The word "gray" was later dropped from the terminology but as Dana Bell records "The color which became ANA color 610 was the same pale greenish gray called Sky in the UK." In fact the US substitute Sky paints varied from the original AM RAE swatch and were based on the Du Pont 71-021 Sky-Type S Grey swatch provided to the AM & BPC and in turn cited by them to US manufacturers as a sample to match against - a fact revealed by Dana Bell himself. This was a very pale blue-green, exactly similar to the appearance of the undersurfaces in the colour photographs, but could vary in appearance from a very pale light blue to a colour much more like Sky as a result of the imprecise paint formula and the use of different white pigment types.
Then we have the January 1941 report of the Chemistry Department of the RAE which succinctly summarised the British approach to aircraft camouflage, listing only three colours (at that time) for the undersurfaces of camouflaged aircraft (of which none was a light grey):-
"1. A light duck-egg blue (standard 'Sky') for use against day sky backgrounds in temperate climates for both land and sea aircraft normally operated at or near cloud level."
So the empirical and other evidence is as follows:-
1. BPC/AM & FAA wanted Sky undersurfaces (AMO 864 & Others, + correspondence & memoranda)
2. ANA charts continued to include 610 Sky but dropped 602 Light grey (correspondence and amendments)
3. Colour photographs, before manipulation, appear to show an undersurface colour exactly like the US manufactured versions of Sky, aka Duck Egg Blue or "Duck Egg color" and which matches the extant, measured swatch for Du Pont 71-021 Sky- Type S Grey (that is not to say the paint used was Du Pont - it was just used as a convenient sample by BPC & others).
4. When the original factory applied paint on KD431 was examined, the undersurfaces of the tailplanes (in TSS) were found to be Duck Egg colour - the report states that "this paint, having been concealed from daylight for over half a century. now provides an excellent primary-source colour reference for the Second World War temperate colour scheme of olive green, slate grey and sky ('duck egg') applied to British aircraft".

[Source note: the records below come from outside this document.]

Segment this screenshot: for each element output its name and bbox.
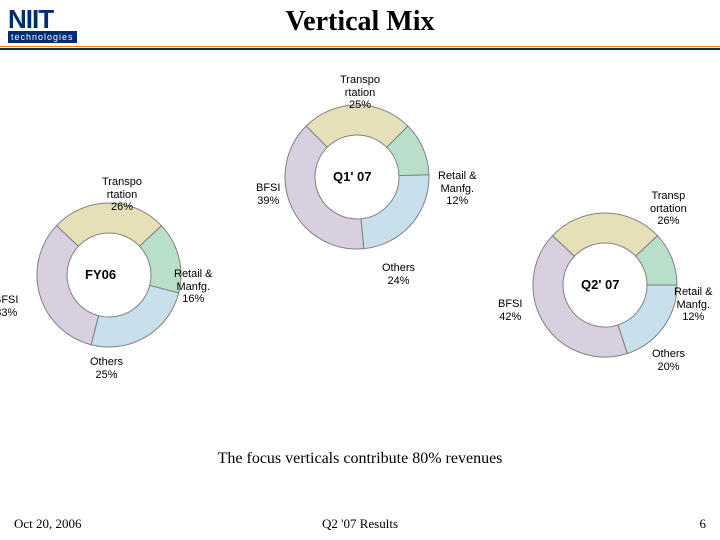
label-transportation: Transpo rtation 26% (102, 176, 142, 214)
logo: NIIT technologies (8, 4, 77, 43)
label-others: Others 25% (90, 356, 123, 381)
header-accent-rule (0, 46, 720, 47)
label-retail_manfg: Retail & Manfg. 12% (674, 286, 713, 324)
label-transportation: Transp ortation 26% (650, 190, 687, 228)
label-bfsi: BFSI 39% (256, 182, 280, 207)
donut-fy06: FY06Transpo rtation 26%Retail & Manfg. 1… (24, 190, 194, 360)
logo-main: NIIT (8, 4, 53, 34)
caption: The focus verticals contribute 80% reven… (0, 450, 720, 468)
donut-center-label: Q1' 07 (333, 169, 372, 184)
charts-area: FY06 Transpo rtation 26% Retail & Manfg. 1… (0, 50, 720, 410)
label-others: Others 20% (652, 348, 685, 373)
donut-q207: Q2' 07Transp ortation 26%Retail & Manfg.… (520, 200, 690, 370)
label-transportation: Transpo rtation 25% (340, 74, 380, 112)
label-retail_manfg: Retail & Manfg. 16% (174, 268, 213, 306)
logo-sub: technologies (8, 31, 77, 43)
footer-mid: Q2 '07 Results (322, 516, 398, 532)
label-bfsi: BFSI 33% (0, 294, 18, 319)
donut-center-label: Q2' 07 (581, 277, 620, 292)
donut-center-label: FY06 (85, 267, 116, 282)
footer-date: Oct 20, 2006 (14, 516, 82, 532)
page-title: Vertical Mix (285, 6, 434, 38)
footer-page: 6 (700, 516, 707, 532)
label-others: Others 24% (382, 262, 415, 287)
donut-q107: Q1' 07Transpo rtation 25%Retail & Manfg.… (262, 82, 452, 272)
header: NIIT technologies Vertical Mix (0, 0, 720, 50)
label-retail_manfg: Retail & Manfg. 12% (438, 170, 477, 208)
label-bfsi: BFSI 42% (498, 298, 522, 323)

5. Page 78 of Ron Belling's 'Military Aviation in South Africa' re the colour scheme of Corsair 6C - JT324 which "clearly illustrates the contrast in colours when US-built aircraft were finished in approximate BS equivalents. The top surfaces are Olive Drab and Sea Gray and the undersurfaces Sky."
6. Part Three of Ian K Baker's 'The History and Development of Olive Drab and Other Camouflage Finishes', specifically the sections entitled 'Sky or Light Grey?' and 'Olive Drab with Sea Gray'.

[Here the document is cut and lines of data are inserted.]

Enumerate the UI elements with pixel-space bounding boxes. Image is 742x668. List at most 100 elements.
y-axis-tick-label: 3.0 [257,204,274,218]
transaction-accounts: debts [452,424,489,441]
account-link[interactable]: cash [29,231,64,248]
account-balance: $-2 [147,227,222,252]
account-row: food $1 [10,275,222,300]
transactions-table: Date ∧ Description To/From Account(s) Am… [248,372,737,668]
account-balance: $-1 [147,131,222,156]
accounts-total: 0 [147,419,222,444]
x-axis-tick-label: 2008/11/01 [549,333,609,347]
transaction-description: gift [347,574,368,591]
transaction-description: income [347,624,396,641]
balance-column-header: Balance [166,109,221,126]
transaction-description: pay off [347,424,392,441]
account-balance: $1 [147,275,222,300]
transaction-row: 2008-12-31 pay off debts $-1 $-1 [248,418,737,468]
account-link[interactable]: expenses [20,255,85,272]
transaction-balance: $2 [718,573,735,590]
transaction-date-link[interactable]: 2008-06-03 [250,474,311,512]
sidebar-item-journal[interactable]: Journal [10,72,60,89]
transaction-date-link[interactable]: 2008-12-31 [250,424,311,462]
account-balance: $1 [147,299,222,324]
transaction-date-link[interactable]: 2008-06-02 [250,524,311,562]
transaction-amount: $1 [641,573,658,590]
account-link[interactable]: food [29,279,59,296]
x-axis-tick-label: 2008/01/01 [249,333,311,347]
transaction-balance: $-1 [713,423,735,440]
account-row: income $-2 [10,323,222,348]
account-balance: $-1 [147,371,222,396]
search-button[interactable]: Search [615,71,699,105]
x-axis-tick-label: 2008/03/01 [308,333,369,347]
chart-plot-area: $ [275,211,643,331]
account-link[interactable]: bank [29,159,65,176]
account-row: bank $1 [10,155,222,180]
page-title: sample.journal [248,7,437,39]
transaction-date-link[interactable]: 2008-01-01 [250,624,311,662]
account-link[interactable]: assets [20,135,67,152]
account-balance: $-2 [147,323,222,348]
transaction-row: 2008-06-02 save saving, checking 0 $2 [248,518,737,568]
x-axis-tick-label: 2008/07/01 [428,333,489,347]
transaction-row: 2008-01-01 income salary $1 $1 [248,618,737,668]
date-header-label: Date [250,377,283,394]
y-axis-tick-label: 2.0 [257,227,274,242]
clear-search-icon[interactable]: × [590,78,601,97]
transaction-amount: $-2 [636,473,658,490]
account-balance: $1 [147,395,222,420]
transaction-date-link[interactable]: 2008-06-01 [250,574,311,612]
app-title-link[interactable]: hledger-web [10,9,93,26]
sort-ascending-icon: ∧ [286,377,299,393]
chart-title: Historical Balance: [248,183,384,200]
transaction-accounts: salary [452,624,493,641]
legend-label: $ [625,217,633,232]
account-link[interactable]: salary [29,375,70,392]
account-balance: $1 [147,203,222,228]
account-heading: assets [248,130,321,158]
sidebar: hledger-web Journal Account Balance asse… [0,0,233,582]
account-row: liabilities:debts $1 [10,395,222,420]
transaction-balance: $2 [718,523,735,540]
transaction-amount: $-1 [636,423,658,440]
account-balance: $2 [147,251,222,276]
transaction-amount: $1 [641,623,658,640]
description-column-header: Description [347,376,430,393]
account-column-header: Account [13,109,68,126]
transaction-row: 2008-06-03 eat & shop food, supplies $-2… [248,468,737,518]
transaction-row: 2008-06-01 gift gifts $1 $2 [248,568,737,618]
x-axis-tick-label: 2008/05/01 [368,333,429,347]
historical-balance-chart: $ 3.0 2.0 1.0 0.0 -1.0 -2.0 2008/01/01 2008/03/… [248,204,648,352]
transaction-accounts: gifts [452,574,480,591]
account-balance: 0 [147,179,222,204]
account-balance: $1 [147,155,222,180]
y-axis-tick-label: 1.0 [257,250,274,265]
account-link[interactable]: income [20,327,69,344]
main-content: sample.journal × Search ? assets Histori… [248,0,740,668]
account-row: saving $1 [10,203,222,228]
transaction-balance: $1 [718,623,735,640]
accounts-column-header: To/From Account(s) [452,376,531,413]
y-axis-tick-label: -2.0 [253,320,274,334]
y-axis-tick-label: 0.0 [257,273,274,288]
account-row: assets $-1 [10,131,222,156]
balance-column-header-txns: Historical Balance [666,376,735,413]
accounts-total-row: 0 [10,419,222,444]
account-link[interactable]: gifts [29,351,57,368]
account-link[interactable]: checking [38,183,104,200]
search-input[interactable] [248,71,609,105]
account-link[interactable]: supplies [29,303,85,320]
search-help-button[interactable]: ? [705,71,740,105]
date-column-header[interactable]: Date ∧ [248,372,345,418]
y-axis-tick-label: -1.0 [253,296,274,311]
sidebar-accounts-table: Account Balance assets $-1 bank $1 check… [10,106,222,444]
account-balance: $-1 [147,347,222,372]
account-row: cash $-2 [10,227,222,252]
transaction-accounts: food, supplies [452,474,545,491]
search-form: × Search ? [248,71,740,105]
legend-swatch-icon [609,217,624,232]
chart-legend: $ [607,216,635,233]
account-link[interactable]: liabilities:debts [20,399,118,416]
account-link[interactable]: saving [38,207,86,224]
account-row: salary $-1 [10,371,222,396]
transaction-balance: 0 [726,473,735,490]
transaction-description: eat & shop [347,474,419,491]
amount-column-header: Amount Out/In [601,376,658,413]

7. Nowhere, in any primary source AM, BPC, RAE or RAF documentation, or in the colour notes recorded by contemporaneous eyewitnesses like Ian D Huntley and M J F Bowyer, are there references to "light grey" undersurfaces on US export aircraft intended for the RAF or FAA.
AFAIK there was no requirement for the Temperate Sea Scheme to use "light grey" as an undersurface colour and there is no documentary evidence (?) to suggest why Corsair aircraft should have been manufactured with light grey paint applied to the undersurfaces instead of the Sky/Duck Egg colour.
What seems to have happened is that some US modellers may have become confused over the Temperate Sea and Day Fighter schemes, assuming that the Medium Sea Grey undersurfaces of the latter were required for Corsairs, especially as the upper surface colours appear to be the equivalent to Dark Green and Ocean Grey. But this is also part of a general trend to promote a light grey undersurface colour for many US export RAF & FAA types, apparently with little evidence to support it.
So we are being asked to ignore all the cumulative, holistic evidence summarised here, abandoning the principle of Occam's Razor in the process, in favour of an individual and subjective visual perception which results from a commercial software paint programme auto-correct of a digital image posted on the internet? What I think you might ask yourself is why should light grey have been applied when the requirement was for Sky and Sky paint was included in the ANA chart and list?
Last edited by Nicholas; 28th January 2009 at 13:28.